In patients with recurrent or metastatic platinum-refractory SCC of the head and neck, the pivotal phase 3 trial CheckMate-141 demonstrated superior overall survival with nivolumab (Opdivo) [7]. CheckMate-141 is an open-label study that evaluated nivolumab compared with the investigator's choice of therapy. A total of 361 participants with SCC of the head and neck who experienced disease progression on or within 6 months of platinum therapy were randomly assigned 2: 1 to receive nivolumab 3 mg/kg intravenously every 2 weeks, or cetuximab, methotrexate, or docetaxel until disease progression or unacceptable toxicity.

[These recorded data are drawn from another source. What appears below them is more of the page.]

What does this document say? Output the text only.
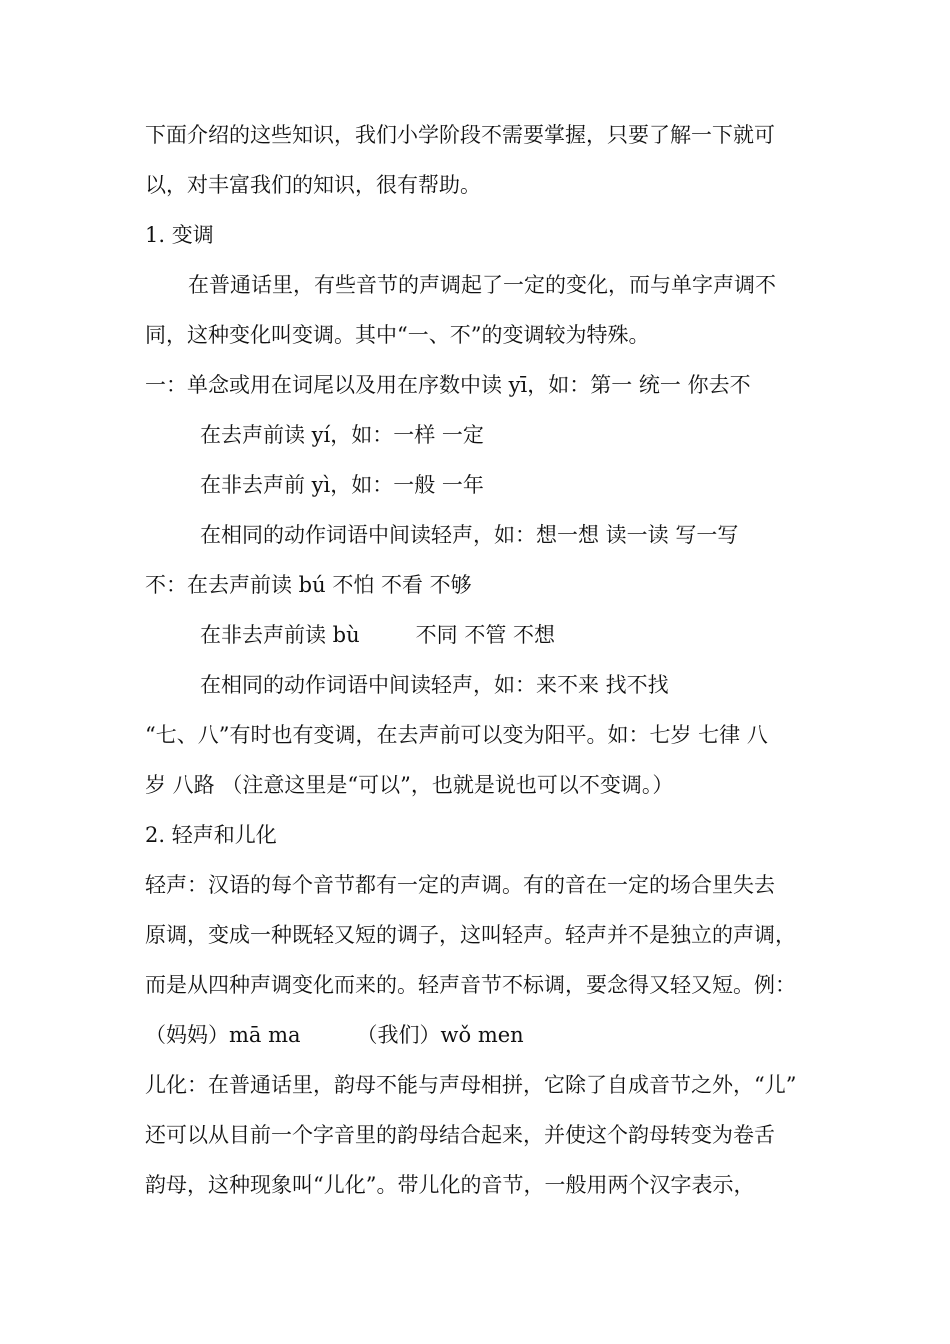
下面介绍的这些知识，我们小学阶段不需要掌握，只要了解一下就可
以，对丰富我们的知识，很有帮助。
1. 变调
在普通话里，有些音节的声调起了一定的变化，而与单字声调不
同，这种变化叫变调。其中“一、不”的变调较为特殊。
一：单念或用在词尾以及用在序数中读 yī，如：第一 统一 你去不
在去声前读 yí，如：一样 一定
在非去声前 yì，如：一般 一年
在相同的动作词语中间读轻声，如：想一想 读一读 写一写
不：在去声前读 bú 不怕 不看 不够
在非去声前读 bù	不同 不管 不想
在相同的动作词语中间读轻声，如：来不来 找不找
“七、八”有时也有变调，在去声前可以变为阳平。如：七岁 七律 八
岁 八路 （注意这里是“可以”，也就是说也可以不变调。）
2. 轻声和儿化
轻声：汉语的每个音节都有一定的声调。有的音在一定的场合里失去
原调，变成一种既轻又短的调子，这叫轻声。轻声并不是独立的声调，
而是从四种声调变化而来的。轻声音节不标调，要念得又轻又短。例：
（妈妈）mā ma	（我们）wǒ men
儿化：在普通话里，韵母不能与声母相拼，它除了自成音节之外，“儿”
还可以从目前一个字音里的韵母结合起来，并使这个韵母转变为卷舌
韵母，这种现象叫“儿化”。带儿化的音节，一般用两个汉字表示，
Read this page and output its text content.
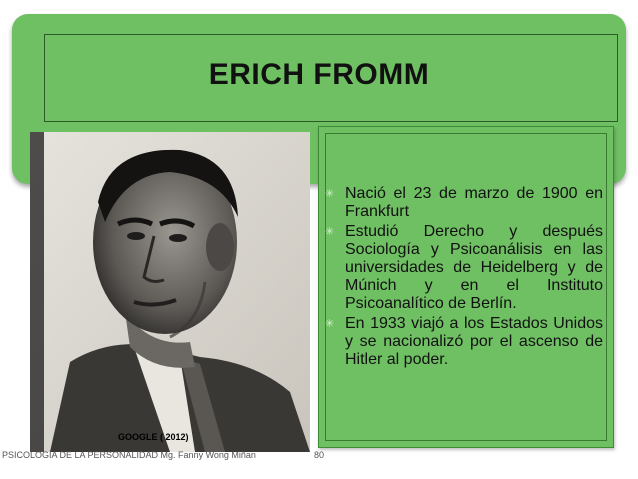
ERICH FROMM
GOOGLE ( 2012)
✳ Nació el 23 de marzo de 1900 en Frankfurt
✳ Estudió Derecho y después Sociología y Psicoanálisis en las universidades de Heidelberg y de Múnich y en el Instituto Psicoanalítico de Berlín.
✳ En 1933 viajó a los Estados Unidos y se nacionalizó por el ascenso de Hitler al poder.
PSICOLOGÍA DE LA PERSONALIDAD Mg. Fanny Wong Miñan	80
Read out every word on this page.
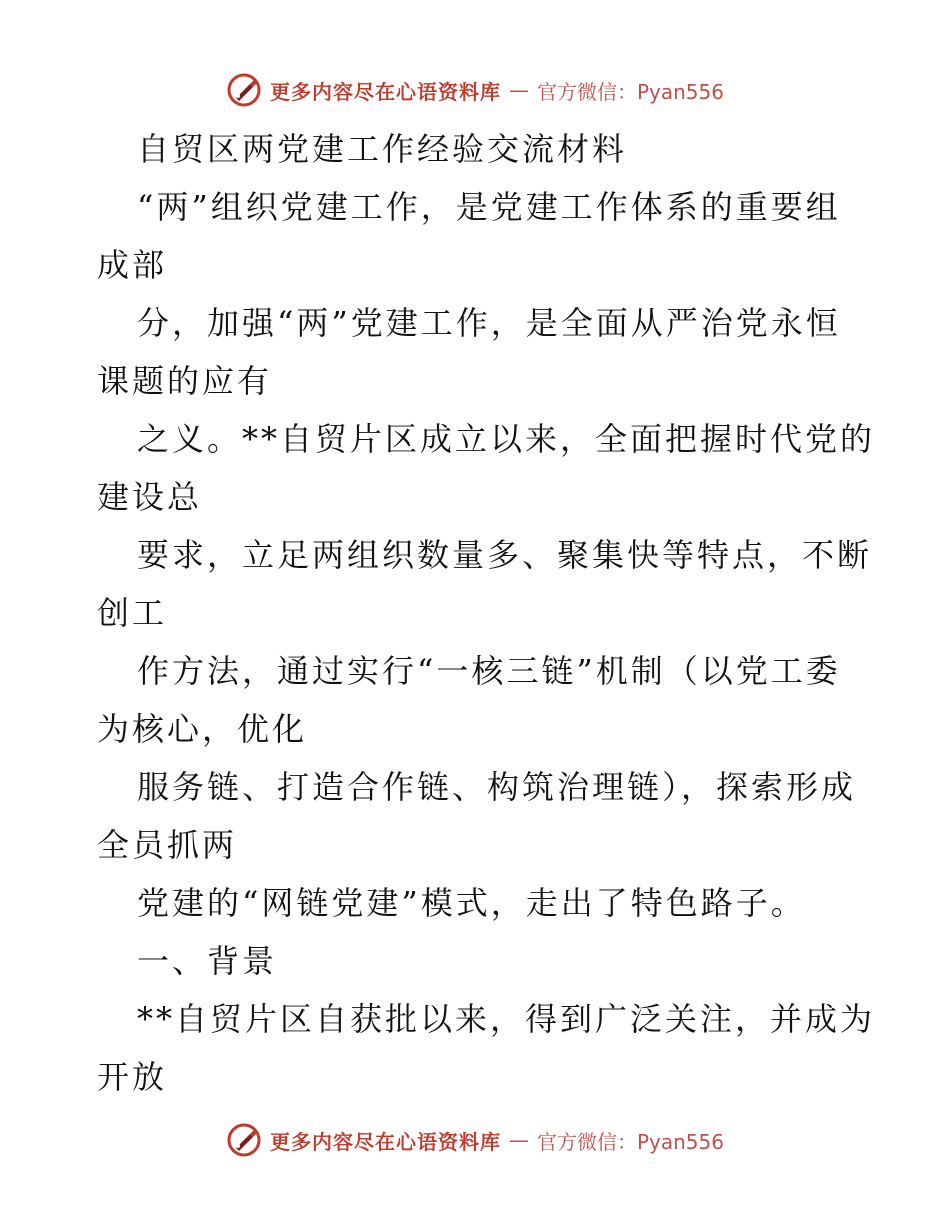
更多内容尽在心语资料库 — 官方微信：Pyan556
自贸区两党建工作经验交流材料
“两”组织党建工作，是党建工作体系的重要组
成部
分，加强“两”党建工作，是全面从严治党永恒
课题的应有
之义。**自贸片区成立以来，全面把握时代党的
建设总
要求，立足两组织数量多、聚集快等特点，不断
创工
作方法，通过实行“一核三链”机制（以党工委
为核心，优化
服务链、打造合作链、构筑治理链），探索形成
全员抓两
党建的“网链党建”模式，走出了特色路子。
一、背景
**自贸片区自获批以来，得到广泛关注，并成为
开放
更多内容尽在心语资料库 — 官方微信：Pyan556
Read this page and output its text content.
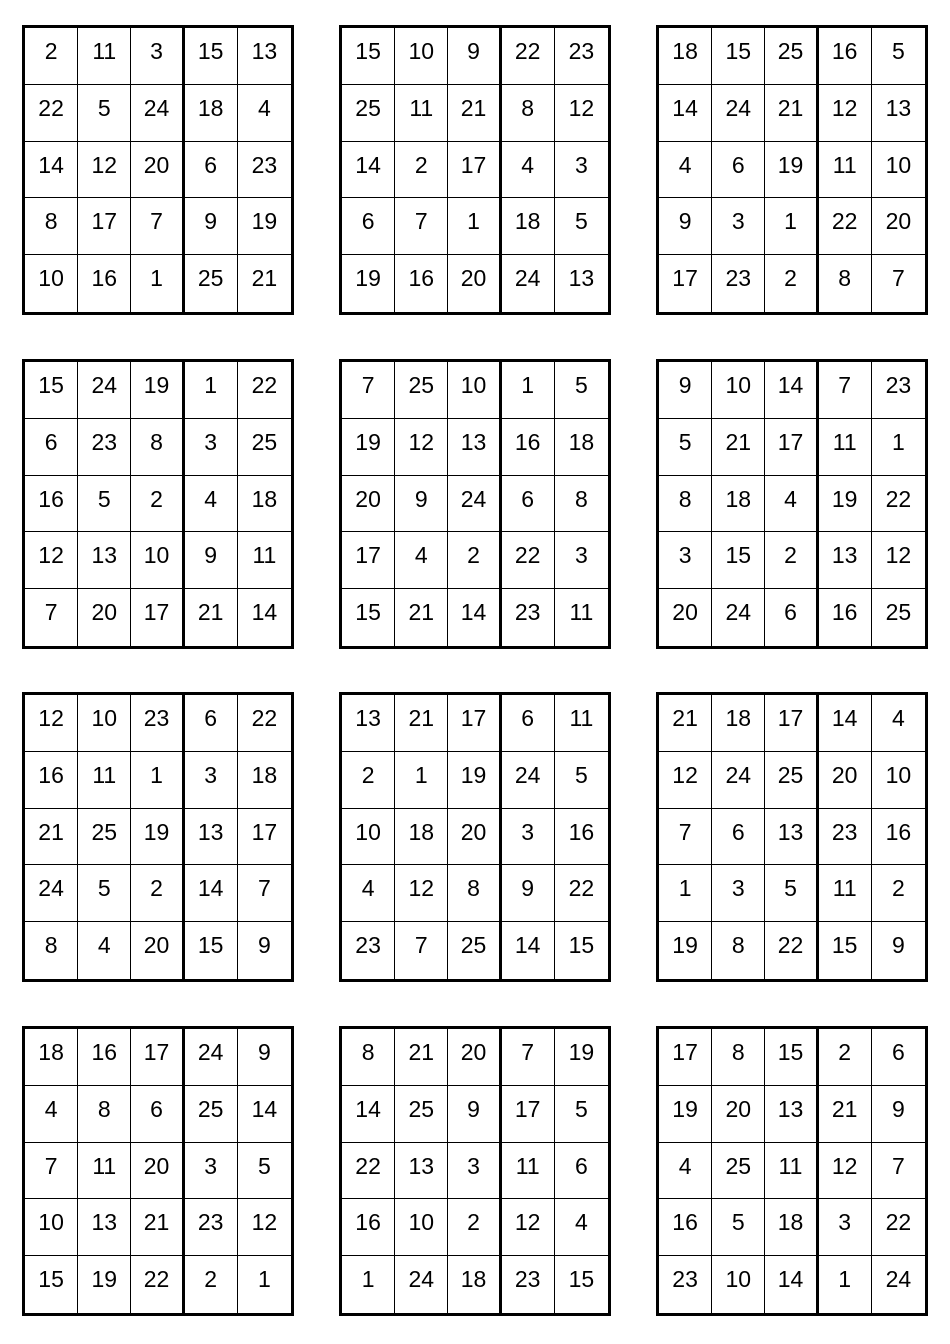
2	11	3	15	13
22	5	24	18	4
14	12	20	6	23
8	17	7	9	19
10	16	1	25	21
15	10	9	22	23
25	11	21	8	12
14	2	17	4	3
6	7	1	18	5
19	16	20	24	13
18	15	25	16	5
14	24	21	12	13
4	6	19	11	10
9	3	1	22	20
17	23	2	8	7
15	24	19	1	22
6	23	8	3	25
16	5	2	4	18
12	13	10	9	11
7	20	17	21	14
7	25	10	1	5
19	12	13	16	18
20	9	24	6	8
17	4	2	22	3
15	21	14	23	11
9	10	14	7	23
5	21	17	11	1
8	18	4	19	22
3	15	2	13	12
20	24	6	16	25
12	10	23	6	22
16	11	1	3	18
21	25	19	13	17
24	5	2	14	7
8	4	20	15	9
13	21	17	6	11
2	1	19	24	5
10	18	20	3	16
4	12	8	9	22
23	7	25	14	15
21	18	17	14	4
12	24	25	20	10
7	6	13	23	16
1	3	5	11	2
19	8	22	15	9
18	16	17	24	9
4	8	6	25	14
7	11	20	3	5
10	13	21	23	12
15	19	22	2	1
8	21	20	7	19
14	25	9	17	5
22	13	3	11	6
16	10	2	12	4
1	24	18	23	15
17	8	15	2	6
19	20	13	21	9
4	25	11	12	7
16	5	18	3	22
23	10	14	1	24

Considering the similar histological pattern of squamous cell cancer of the skin and that of the head and neck, nivolumab is likely to be equally effective in squamous cancer of the skin. As shown in previous studies, most of the regimens used in the treatment of squamous cancer of the head and neck also show significant efficacy in squamous cancer of the skin [9, 10, 11, 12].
Our patient received a total of eight administrations of nivolumab. Although he had been refractory to platinum-based chemotherapy as well as to second-line therapy with docetaxel and cetuximab, he showed a significant response to nivolumab with marked regression of the main tumor lesions for at least 5 months.
Safety, rash, musculoskeletal pain, constipation, diarrhea, and decreased appetite are frequently reported with single-agent nivolumab treatment. In our patient, side effects were moderate and therapy was well tolerated.
After eight administrations of nivolumab, acute autoimmune hemolysis occurred in our patient. This could be caused either by nivolumab or by any other drug administered at that time. Recently, Kong et al. [13] reported a case of hemolysis under nivolumab in a patient with metastatic melanoma. But in this case, the patient had a history of multiple red cell alloantibodies and a positive direct antiglobulin test before the start of nivolumab therapy. In contrast, in our patient, there has never been evidence of hemolysis or red cell antibodies before the start of nivolumab.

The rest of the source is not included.